In Manzanares' case, for example, a former girlfriend asserted in a paternity proceeding in Colorado that she had no plan to pursue an adoption. She told Manzanares in a January 2008 email she planned to go to Utah in February to visit a sick relative. In fact, she gave birth to a daughter while in Utah and placed the infant with a relative.
Carlton, a former military veteran who lives in Pennsylvania, was told by a former girlfriend that their daughter had died shortly after birth in 2010. He learned months later, after a judge ordered the woman to disclose where the child was buried, that she had given birth and placed the infant for adoption in Utah.
Utah's adoption laws encourage biological mothers to "secretly flee their home state" to give birth in Utah without any meaningful notice to or awareness on the part of biological fathers, the lawsuit states.
The mothers "return to their home state, seemingly unaccountable for their immoral, unethical, and fraudulent conduct," the lawsuit states.
In his case, O'Dea told his former girlfriend he objected to her plan to place their child for adoption and signed with putative father registries in his home state of Wyoming, as well as Montana, where the biological mother had at one time lived. In June 2006, the woman called O'Dea from a blocked telephone number and said she was in Utah. She told O'Dea that he "will not father this child. You will pay child support until the child is in college."
"You will never see this baby," she told O'Dea, according to the lawsuit, and then asked if he understood what she meant.
After O'Dea tried to ask if that meant she no longer planned to place the infant for adoption, the woman responded, "If you understand what I have told you, that is all I have to say," and hung up.
O'Dea's child was born that same day and placed for adoption. O'Dea eventually learned the adoption had taken place in Utah; he fought the adoption in a case that ended up before the Utah Supreme Court, where he lost.
The lawsuit states that one of the "express" roles of the state's attorney general is to protect against deception, fraud and misrepresentation. Another role is to protect children from abuse and neglect.
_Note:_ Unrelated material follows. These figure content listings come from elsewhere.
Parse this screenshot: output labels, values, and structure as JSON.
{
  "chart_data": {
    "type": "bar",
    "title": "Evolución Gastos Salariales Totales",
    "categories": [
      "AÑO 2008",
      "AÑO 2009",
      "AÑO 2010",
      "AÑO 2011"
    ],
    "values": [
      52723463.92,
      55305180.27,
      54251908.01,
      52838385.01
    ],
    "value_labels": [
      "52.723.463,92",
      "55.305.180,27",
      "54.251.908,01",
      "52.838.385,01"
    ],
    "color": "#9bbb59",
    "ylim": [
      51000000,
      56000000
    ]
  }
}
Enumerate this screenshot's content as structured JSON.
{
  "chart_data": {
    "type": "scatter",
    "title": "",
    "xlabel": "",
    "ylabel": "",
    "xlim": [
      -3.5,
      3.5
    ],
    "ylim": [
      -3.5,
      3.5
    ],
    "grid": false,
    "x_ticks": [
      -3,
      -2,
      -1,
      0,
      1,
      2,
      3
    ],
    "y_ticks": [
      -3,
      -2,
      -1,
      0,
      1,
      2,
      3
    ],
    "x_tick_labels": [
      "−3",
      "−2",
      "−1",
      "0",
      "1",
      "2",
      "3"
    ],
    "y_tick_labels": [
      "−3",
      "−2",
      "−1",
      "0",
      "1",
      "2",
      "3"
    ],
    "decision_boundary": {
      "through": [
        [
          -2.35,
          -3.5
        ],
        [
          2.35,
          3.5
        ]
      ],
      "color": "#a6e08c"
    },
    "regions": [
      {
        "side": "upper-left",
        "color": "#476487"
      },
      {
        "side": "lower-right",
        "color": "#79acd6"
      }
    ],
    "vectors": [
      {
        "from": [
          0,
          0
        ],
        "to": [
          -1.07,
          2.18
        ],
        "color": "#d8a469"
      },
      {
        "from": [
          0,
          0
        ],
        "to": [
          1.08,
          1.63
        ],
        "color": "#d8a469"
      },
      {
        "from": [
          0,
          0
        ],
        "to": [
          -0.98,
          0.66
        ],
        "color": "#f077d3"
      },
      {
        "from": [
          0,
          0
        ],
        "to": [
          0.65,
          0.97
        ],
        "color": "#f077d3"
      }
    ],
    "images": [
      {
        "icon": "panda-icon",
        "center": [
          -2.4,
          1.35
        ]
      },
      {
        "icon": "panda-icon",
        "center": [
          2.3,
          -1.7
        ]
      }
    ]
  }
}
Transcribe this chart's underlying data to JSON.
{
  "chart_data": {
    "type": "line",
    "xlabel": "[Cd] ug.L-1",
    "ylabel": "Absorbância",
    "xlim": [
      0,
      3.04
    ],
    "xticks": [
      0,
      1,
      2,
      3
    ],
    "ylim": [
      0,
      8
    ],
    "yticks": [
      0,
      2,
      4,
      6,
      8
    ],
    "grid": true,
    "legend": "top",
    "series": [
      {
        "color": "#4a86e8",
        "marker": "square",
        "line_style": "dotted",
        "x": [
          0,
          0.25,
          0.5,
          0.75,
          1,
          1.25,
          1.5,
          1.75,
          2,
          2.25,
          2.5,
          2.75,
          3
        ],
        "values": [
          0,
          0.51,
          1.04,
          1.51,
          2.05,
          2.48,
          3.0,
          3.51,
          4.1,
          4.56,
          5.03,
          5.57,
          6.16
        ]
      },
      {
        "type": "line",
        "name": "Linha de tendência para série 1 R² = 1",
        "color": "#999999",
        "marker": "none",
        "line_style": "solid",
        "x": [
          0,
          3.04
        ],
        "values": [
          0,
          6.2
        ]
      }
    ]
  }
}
But the state's top law enforcement officers have "utterly failed" to protect minor children of the biological fathers and to safeguard their rights and best interests, despite being personally contacted about the situations involving at least five fathers.
"Neither Shurtleff nor his successors have done anything as promised, and, in the meantime, biological fathers, and others, have been again and again unlawfully and continuously deprived of their constitutionally protected paternity rights," the lawsuit states.
The attorneys general "knew of the fraud and kidnapping that was taking place in Utah, under the guise of Utah's adoption laws, and turned a blind eye to such practices, in direct contradiction to their personal promises, their oath of office, their statutory mandates, and their stated priorities, and also their oaths as licensed attorneys in Utah," that lawsuit adds.
The lawsuit says some adoption agencies, as shown in secretly recorded telephone conversations, encourage biological mothers to come to Utah and take steps so that a birth father would "never have a shot in hell in ever getting his child back," as one agency worker put it.